Insegnanti a chiamata, Pratelli dopo le proteste: “Priorità a chi lavora da anni nella scuola”

A meno di quattro giorni dal tavolo con i sindacati sulla questione delle insegnanti a chiamata negli asili del Comune di Roma che dal 2019 lavorano tramite Messa a disposizione e a meno di 24 ore dagli insulti violenti e sessisti ricevuti in sui social network dopo aver condiviso online un video della contro-manifestazione sulla remigrazione organizzata al Colosseo, l'assessora alla Scuola, Formazione e Lavoro di Roma Claudia Pratelli risponde a Fanpage.it.
È notizia delle ultime ore la sua denuncia, sui social e alle forze dell'ordine, dei commenti ricevuti sotto a un video della manifestazione chiamata in opposizione a quella per la remigrazione. Sono parole pesanti, violente e sessiste.

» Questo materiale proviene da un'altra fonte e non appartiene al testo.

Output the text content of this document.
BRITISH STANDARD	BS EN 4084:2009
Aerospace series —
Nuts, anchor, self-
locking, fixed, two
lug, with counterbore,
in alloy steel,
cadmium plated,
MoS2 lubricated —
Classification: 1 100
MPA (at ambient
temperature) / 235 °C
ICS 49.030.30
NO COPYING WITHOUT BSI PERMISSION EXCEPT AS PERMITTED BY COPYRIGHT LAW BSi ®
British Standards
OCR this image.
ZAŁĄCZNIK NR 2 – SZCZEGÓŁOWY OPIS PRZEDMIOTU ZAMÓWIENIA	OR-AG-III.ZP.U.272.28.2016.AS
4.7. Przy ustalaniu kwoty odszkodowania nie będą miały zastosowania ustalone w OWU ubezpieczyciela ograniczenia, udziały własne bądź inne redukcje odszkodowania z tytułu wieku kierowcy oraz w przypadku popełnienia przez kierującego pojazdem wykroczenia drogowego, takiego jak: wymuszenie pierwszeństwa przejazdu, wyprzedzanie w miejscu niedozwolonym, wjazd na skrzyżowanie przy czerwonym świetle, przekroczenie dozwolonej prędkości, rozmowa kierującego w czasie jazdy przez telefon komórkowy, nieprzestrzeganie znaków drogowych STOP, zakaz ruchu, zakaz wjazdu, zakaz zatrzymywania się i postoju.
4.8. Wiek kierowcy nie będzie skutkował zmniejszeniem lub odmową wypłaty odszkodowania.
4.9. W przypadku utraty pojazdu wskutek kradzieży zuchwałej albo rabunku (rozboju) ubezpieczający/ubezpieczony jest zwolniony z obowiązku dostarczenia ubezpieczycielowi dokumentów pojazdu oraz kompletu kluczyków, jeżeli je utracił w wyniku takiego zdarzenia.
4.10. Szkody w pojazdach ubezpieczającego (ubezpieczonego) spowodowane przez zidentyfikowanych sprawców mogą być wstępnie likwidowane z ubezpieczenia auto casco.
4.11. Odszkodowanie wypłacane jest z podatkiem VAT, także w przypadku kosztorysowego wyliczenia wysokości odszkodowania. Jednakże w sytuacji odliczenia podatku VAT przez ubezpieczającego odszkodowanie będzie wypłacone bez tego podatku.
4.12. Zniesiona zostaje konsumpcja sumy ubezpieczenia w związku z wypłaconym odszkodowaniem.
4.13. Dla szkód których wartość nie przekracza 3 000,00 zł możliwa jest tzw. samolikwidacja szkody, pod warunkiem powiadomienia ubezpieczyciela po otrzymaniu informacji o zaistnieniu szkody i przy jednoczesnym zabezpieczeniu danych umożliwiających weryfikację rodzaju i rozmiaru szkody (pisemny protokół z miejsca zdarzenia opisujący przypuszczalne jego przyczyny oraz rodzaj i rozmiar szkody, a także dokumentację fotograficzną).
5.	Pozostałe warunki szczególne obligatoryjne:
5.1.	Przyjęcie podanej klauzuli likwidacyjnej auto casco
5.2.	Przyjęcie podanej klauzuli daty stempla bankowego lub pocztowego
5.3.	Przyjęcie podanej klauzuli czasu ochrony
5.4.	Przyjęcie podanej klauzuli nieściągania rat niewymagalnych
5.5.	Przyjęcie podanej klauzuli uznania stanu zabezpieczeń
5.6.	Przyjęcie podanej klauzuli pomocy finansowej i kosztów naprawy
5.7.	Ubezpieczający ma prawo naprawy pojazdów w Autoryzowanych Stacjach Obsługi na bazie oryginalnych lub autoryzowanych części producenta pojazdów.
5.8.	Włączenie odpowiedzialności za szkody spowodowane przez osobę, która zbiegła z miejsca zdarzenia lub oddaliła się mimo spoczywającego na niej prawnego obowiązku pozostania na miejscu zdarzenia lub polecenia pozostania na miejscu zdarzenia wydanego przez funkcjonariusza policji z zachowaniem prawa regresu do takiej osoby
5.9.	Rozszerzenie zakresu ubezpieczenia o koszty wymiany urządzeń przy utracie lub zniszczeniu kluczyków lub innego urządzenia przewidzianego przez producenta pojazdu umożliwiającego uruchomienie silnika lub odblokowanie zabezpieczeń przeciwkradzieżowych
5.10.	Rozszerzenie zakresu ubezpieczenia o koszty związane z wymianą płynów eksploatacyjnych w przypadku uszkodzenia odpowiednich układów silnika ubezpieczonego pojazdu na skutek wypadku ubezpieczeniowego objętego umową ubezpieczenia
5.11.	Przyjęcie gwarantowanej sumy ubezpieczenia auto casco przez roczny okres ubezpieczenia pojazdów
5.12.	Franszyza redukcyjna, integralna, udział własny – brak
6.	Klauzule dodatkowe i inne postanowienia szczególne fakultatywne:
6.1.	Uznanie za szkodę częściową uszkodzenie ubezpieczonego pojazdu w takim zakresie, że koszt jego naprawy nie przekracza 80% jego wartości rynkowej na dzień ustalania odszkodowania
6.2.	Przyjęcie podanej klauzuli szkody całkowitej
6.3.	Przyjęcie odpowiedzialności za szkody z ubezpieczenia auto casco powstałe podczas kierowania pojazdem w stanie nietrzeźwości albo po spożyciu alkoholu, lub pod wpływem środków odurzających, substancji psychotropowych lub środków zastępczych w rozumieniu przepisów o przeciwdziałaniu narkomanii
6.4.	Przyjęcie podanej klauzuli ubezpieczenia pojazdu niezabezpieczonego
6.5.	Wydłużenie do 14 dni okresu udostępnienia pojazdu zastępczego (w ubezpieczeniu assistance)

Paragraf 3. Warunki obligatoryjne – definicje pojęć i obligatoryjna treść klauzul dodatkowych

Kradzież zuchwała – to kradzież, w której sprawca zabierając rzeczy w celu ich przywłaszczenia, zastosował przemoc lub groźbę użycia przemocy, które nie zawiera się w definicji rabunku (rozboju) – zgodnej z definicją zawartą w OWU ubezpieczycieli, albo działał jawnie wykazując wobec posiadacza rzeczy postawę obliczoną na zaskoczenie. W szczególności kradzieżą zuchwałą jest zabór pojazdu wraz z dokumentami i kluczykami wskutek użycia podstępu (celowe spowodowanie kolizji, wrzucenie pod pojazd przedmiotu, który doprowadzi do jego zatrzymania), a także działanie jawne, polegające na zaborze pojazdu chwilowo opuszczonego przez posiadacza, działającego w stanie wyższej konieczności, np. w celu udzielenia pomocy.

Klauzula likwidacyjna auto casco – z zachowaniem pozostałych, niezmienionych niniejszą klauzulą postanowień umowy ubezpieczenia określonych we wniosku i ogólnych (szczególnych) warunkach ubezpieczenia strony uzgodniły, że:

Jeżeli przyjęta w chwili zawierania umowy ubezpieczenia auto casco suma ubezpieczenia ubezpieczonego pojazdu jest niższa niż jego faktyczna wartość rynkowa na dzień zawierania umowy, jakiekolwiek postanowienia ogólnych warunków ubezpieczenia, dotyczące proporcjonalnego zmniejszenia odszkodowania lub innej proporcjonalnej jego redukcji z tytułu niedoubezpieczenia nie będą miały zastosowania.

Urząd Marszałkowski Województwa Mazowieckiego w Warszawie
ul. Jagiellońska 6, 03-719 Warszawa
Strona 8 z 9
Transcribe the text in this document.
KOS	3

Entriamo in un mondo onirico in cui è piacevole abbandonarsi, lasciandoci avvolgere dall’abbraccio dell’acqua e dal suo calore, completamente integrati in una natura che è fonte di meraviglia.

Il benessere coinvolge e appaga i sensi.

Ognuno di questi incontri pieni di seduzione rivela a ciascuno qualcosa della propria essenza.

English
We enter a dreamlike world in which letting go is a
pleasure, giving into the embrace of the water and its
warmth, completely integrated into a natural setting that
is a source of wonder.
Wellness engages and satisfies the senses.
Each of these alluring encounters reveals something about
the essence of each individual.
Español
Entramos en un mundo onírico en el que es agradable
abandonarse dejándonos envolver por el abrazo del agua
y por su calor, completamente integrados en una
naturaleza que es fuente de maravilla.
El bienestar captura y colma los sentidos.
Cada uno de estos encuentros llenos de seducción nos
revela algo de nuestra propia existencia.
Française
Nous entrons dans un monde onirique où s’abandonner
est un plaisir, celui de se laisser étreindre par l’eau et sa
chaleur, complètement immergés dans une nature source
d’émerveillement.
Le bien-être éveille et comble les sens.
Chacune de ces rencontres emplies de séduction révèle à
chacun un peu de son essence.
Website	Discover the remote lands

Sabato sera mi sono resa conto che stavano arrivando migliaia di messaggi sotto al mio video, purtroppo mi sono resa contemporaneamente conto che molti di questi erano sessisti e violenti, quando non addirittura minacciosi. Per questo domenica mattina ho denunciato prima di tutto alle forze di polizia e poi dopo con un video sui social.
Si aspettava di essere presa di mira con così tanto odio online?
L’impressione che ho, anche a seguito delle tantissime telefonate di affetto e solidarietà ricevute, è che questa ondata di odio online stia facendo un salto di scala per estensione e intensità soprattutto nei confronti di attiviste donne che si battono contro le discriminazioni. È un odio che ha una matrice molto precisa: xenofoba e sessista.
Mi ha colpito molto quando, nel video condiviso ieri per denunciare l'ondata di commenti ricevuta, spiega che ciò che le è accaduto "non riguarda soltanto lei".
Non riguarda soltanto me: abbiamo già visto all’opera tutto questo nei confronti di tantissime altre persone. La dinamica è sempre la stessa, ma ogni volta un po' più violenta, forse perché nella percezione collettiva il fenomeno si sta in parte (solo in parte per fortuna) normalizzando. E poi la cosa riguarda tutte e tutti perché determina il clima culturale sociale e politico che si respira in un Paese.
Nell'ultimo periodo, oltre alle manifestazioni politiche, a Roma sono state organizzate mobilitazioni da parte dei lavoratori e delle lavoratrici della scuola.
Roma Capitale ha scelto di disegnare nuovi meccanismi di reclutamento e funzionamento per i suoi servizi scolastici applicando finalmente a livello romano modalità analoghe a quelle previste per la scuola statale: assunzioni a tempo indeterminato per concorso; assunzioni a tempo determinato da una graduatoria in costante aggiornamento e che non scade mai, le GCS (Graduatoria Capitolina per le Supplenze, ndr) nelle quali è previsto il possesso del titolo abilitante o in subordine il possesso di almeno 150 cfu nei corsi abilitanti come da previsione normativa e a garanzia della qualità pedagogica.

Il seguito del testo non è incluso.